Em comparação com janeiro, por exemplo, a quantidade de oxigênio chega a 4,7mg/l na superfície e cai apenas para 3.0mg/l a 25m de profundidade. A temperatura, por sua vez, não varia, e se mantém em torno de 28°C em toda a coluna de água.
A pesquisa realizada entre 2019 a 2021 revela a repetição do ciclo de maior concentração de oxigênio na coluna de água nos meses de agosto a janeiro e de menor quantidade entre fevereiro a maio (quadra chuvosa) e com transição no bimestre junho/julho.
Volume
De acordo com o Portal Hidrológico da Cogerh, o Castanhão neste ano já recebeu um aporte de 160 milhões de metros cúbicos. Desde o começo de março passado, já houve liberação de 35 milhões de metros cúbicos do Projeto de Integração do Rio São Francisco (PISF) para o riacho Seco, rios Salgado e Jaguaribe, chegando ao açude a partir de 10 de março passado.
Assim, pode-se afirmar que o Castanhão recebeu cerca de 130 milhões de metros cúbicos de água oriunda da chuva.
O piscicultor Draulino Oliveira questionou a liberação de cerca de 7 mil litros por segundo do Castanhão para a Região Metropolitana de Fortaleza. O diretor da Cogerh, Bruno Rebouças, esclareceu que há necessidade da transferência do recurso hídrico. “As chuvas em Fortaleza ocorrem na borda, não chegam a 40km em linha reta para atingir os reservatórios”, pontuou. “A região está com menos 140 milhões de metros cúbicos do que no ano passado”.
Perdas
A partir de 2012 com a perda sucessiva de volume, já houve vários episódios de mortandade de pescado no Castanhão. O fenômeno chegou a reduzir em 98% a produção de pescado, de acordo com a secretaria de Desenvolvimento Econômico e Aquicultura de Jaguaribara.

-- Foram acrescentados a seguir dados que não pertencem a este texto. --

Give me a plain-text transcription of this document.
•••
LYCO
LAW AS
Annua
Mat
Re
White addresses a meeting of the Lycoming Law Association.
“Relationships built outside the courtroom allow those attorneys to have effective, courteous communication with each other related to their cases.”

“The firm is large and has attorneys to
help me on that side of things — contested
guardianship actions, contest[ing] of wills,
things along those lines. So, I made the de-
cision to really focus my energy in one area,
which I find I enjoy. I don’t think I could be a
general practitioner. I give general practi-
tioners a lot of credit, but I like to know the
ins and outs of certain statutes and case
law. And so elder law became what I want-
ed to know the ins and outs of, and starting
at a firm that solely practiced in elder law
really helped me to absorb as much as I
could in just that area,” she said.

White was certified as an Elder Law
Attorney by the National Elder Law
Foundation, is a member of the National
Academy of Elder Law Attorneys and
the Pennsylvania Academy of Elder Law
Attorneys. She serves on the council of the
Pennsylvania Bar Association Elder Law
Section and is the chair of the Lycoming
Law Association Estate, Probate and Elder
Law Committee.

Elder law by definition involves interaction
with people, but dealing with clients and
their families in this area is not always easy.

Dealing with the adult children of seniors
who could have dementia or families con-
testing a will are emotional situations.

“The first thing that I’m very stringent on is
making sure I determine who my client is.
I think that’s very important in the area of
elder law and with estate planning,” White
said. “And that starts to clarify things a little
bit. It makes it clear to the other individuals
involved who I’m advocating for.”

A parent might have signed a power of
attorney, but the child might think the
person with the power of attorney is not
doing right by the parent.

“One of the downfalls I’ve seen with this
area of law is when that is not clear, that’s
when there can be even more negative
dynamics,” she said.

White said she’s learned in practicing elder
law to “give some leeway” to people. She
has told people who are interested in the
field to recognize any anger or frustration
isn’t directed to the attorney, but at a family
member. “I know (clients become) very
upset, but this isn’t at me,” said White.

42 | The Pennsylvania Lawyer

A produção de tilápia em tanques-rede no açude Castanhão começou já em 2004, quando o reservatório encheu. Nos anos seguintes, cresceu e o reservatório tornou-se referência como polo produtivo.
Em 2013, o Castanhão liderou o ranking de maior produtor nacional de tilápia - 22 mil toneladas naquele ano, beneficiando cerca de duas mil famílias com empregos diretos e indiretos.
“Após três grandes eventos de mortandade (2015, 2016 e 2019) por inúmeros motivos, as produções foram dizimadas, ficando os produtores sem renda e com dívidas até hoje”, frisou a secretária de Desenvolvimento Econômico e Aquicultura, Lívia Barreto. “Atualmente, o Castanhão tem uma produção minúscula em torno de 300 toneladas/mês, com um número bem pequeno de produtores, em torno de 40”.
Centenas de piscicultores ficaram desempregados e os negócios na cidade caíram cerca de 70%, observa a titular da pasta.